This article describes how to reshape data into a long or wide format using R. This can help when you want to aggregate data in a specific way (using dplyr), stack a single variable (using melt), or de-loop variables into individual variables (using dcast). You can do this to create a new table using data already imported into Displayr or you can add on this code to code used in How to Import a Data Set Using R.
Below is a table of raw data for preferred cola and ratings of each cola with 600 rows/respondents. You can transform your data from its current shape...
...to long shape. Now each row is a combination of preferred cola - cola rated - rating, amounting to 3600 ratings/rows:
You can also reshape the data into summarized data. The table below shows the 80th percentile rating for each cola based on preferred cola, 48 pairs/rows:
And you can reshape the above back to wide data. The below shows the 80th percentile rating for each cola based on preferred cola with colas rated in the columns and preferred cola in the rows:
Requirements
Please note these steps require a Displayr license.
- Numeric variables or a variable set
- [Optional] grouping variable - only needed for custom calculations or making data wide.
- To follow along with the example below download the QPack here.
Method - Reshape to Long
In the example below we take a variable for Preferred Cola and use it alongside a numeric Brand attitude variable set. Then we stack the Brand attitude variable set, making it long. Data in a long format like this can be used to create ggplot visualizations and to create other calculations based on grouping variables. In the example below, we take the 80th percentile of each brand rating based on what the respondents' preferred cola is.
- Click Calculation > Custom in the Toolbar and draw an output on the page.
- In the R Code box, paste in the following code. Note the comments (prefaced with a #) are there to explain what the code does so you can modify it for your own needs:
#identify the variables or variable set to make long
variablestomelt=`Brand attitude Numeric`
#add in any other grouping variables you'd like
grouping=`Preferred cola`
#combine into data.frame for melting (making long)
thedata=data.frame(grouping,variablestomelt,check.names=F)
#remove any sum columns if there is numeric data
thedata=thedata[,colnames(thedata) != "SUM"]
#reshape the data into long format
library(reshape2)
melted=melt(thedata, id.vars="grouping") -
Click Calculate. The data will appear in a long format.
You can copy this code to create a new Data Set (see: How to Import a Data Set Using R), and use it as an input into a custom ggplot visualization using R, or as an input into other analyses or outputs in your document. The long format also makes it easy to perform calculations for sub-groups in the data. If you append the following code to your code above you will see the 80th percentile for each preferred cola - cola rated pair.
###Calculate 80th percentile for each preferred - rated pair
#load functions needed
library(dplyr)
#create a new data frame called percentiles from the melted data
percentiles = melted %>%
group_by(grouping, variable) %>% #group the calculations by the grouping/variable pairs
summarize(`80th pctl`=quantile(value, .8, na.rm=T)) #perform the 80th percentile calc on each group
If you google, "melt in R" or "dplyr summarize in R" you will find many examples of how the two main functions above work.
Method - Reshape to Wide
In the example below we take data that is in the long format and make it wide. We are using the data directly above for 80th percentiles and we want to reshape it into a wide format where each row is the preferred cola and each column is the cola rated.

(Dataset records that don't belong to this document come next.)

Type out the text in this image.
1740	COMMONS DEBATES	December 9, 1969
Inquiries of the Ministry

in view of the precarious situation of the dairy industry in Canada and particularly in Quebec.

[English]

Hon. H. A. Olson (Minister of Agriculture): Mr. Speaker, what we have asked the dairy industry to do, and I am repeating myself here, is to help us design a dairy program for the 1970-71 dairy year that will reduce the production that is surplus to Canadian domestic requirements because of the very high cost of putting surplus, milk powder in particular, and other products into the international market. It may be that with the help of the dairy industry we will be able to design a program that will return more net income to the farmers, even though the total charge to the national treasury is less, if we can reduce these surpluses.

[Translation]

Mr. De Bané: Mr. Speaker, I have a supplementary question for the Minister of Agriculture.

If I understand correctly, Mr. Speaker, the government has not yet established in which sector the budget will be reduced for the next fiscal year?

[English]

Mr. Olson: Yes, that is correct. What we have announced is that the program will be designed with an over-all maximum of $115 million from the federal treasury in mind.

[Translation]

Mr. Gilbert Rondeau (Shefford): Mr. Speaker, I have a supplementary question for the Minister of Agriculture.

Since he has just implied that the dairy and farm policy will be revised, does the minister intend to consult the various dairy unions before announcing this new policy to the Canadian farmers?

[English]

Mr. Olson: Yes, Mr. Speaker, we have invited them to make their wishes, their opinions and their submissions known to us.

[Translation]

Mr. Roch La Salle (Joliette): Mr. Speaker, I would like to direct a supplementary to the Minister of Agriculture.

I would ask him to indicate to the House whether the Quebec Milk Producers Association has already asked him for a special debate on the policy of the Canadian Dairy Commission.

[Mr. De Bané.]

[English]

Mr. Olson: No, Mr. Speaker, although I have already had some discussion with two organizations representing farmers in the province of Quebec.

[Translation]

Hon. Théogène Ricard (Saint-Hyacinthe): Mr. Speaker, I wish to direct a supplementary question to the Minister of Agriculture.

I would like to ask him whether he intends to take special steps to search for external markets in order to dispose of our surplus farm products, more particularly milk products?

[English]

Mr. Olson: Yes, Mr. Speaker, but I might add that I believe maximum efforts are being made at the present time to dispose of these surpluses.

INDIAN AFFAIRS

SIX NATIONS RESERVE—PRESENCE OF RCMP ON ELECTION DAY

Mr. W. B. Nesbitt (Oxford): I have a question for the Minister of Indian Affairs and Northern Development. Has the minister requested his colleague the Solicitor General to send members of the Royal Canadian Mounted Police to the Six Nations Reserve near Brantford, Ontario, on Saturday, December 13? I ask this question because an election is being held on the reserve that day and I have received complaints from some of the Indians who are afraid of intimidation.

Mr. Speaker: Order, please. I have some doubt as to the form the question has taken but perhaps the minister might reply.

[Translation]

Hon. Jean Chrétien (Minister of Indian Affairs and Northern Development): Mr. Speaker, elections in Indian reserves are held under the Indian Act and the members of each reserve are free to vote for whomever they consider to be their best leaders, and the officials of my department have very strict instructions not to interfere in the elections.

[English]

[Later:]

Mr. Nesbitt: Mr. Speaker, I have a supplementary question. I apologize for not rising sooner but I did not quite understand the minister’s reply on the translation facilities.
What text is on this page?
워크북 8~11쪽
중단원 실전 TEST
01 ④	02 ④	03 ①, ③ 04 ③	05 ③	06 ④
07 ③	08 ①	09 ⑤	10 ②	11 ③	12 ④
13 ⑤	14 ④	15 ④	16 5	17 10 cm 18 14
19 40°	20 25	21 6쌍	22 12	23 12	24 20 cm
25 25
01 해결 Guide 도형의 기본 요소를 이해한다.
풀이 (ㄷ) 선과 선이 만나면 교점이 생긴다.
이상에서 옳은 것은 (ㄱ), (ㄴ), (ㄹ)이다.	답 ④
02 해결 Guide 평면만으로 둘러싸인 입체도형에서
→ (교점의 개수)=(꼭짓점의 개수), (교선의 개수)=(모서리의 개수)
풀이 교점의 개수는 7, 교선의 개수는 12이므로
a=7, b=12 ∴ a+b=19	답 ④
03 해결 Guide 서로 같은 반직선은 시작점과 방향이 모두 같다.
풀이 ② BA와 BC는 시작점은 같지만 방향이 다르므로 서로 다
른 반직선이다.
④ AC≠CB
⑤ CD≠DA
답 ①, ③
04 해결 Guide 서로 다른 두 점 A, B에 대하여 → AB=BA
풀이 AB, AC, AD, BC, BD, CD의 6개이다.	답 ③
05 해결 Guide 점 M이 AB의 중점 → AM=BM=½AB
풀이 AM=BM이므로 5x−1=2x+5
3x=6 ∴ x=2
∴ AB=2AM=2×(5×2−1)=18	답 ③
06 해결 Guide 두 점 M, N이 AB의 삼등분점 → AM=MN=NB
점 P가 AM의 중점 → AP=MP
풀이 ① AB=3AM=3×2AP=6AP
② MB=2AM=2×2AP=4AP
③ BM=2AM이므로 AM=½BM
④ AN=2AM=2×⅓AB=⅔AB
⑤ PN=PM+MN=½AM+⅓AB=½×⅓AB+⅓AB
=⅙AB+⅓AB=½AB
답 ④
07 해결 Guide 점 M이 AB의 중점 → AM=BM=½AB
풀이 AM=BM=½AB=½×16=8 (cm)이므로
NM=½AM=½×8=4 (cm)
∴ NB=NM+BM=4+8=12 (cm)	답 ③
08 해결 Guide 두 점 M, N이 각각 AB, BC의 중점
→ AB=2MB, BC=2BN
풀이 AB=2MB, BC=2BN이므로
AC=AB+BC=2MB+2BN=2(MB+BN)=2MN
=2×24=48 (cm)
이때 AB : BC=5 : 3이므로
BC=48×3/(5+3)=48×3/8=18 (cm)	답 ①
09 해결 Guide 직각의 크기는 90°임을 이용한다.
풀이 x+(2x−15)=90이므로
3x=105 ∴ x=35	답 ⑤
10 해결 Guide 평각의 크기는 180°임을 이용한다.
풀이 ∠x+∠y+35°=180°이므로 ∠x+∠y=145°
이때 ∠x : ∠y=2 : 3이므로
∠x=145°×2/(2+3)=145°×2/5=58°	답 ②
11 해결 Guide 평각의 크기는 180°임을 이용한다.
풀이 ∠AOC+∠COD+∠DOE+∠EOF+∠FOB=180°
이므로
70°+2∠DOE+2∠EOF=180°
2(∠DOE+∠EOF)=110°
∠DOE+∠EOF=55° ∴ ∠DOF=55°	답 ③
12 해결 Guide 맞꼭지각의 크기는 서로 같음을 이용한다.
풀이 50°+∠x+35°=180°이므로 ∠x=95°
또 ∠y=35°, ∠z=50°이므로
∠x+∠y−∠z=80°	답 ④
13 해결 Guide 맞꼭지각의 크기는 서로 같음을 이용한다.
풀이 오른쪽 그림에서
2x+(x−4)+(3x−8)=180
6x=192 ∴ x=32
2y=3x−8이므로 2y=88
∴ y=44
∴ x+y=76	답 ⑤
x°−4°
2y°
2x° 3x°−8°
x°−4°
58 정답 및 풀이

- Click Calculation > Custom in the Toolbar and draw an output on the page.
- In the R Code box paste in the below code. Note the comments (prefaced with a #) are there to explain what the code does so you can modify it for your own needs. The input for this is the long-format data in the snapshot directly above.
#load reshape library if not done earlier in code
library(reshape2)
#long format data
longdata = percentiles
#make the percentiles data frame wide where the the row names
#are the unique values in the grouping variable and columns are the
#categories in the variable column. If duplicate records, the value will be the mean
#(in this example there are no duplicate records)
#replace grouping to the column name you want to be the row names
#replace variable to the column you want to be the column headers
wide=dcast(longdata, grouping ~ variable, mean)
#rename the grouping column since it was removed when the data was melted above
colnames(wide)[1]="Preferred Cola"
#return final result
wide
You can also use your data directly in the dcast
function where percentiles are used. The grouping ~ variable bit identifies which column(s) to keep as single columns (grouping) and which column to make wide into separate columns based on the values (variable). Specifying "mean" at the end indicates that if there is more than 1 row/column pair, the results will be averaged - it is not relevant in this case. If you google, "dcast in R" you will find many examples of how this works.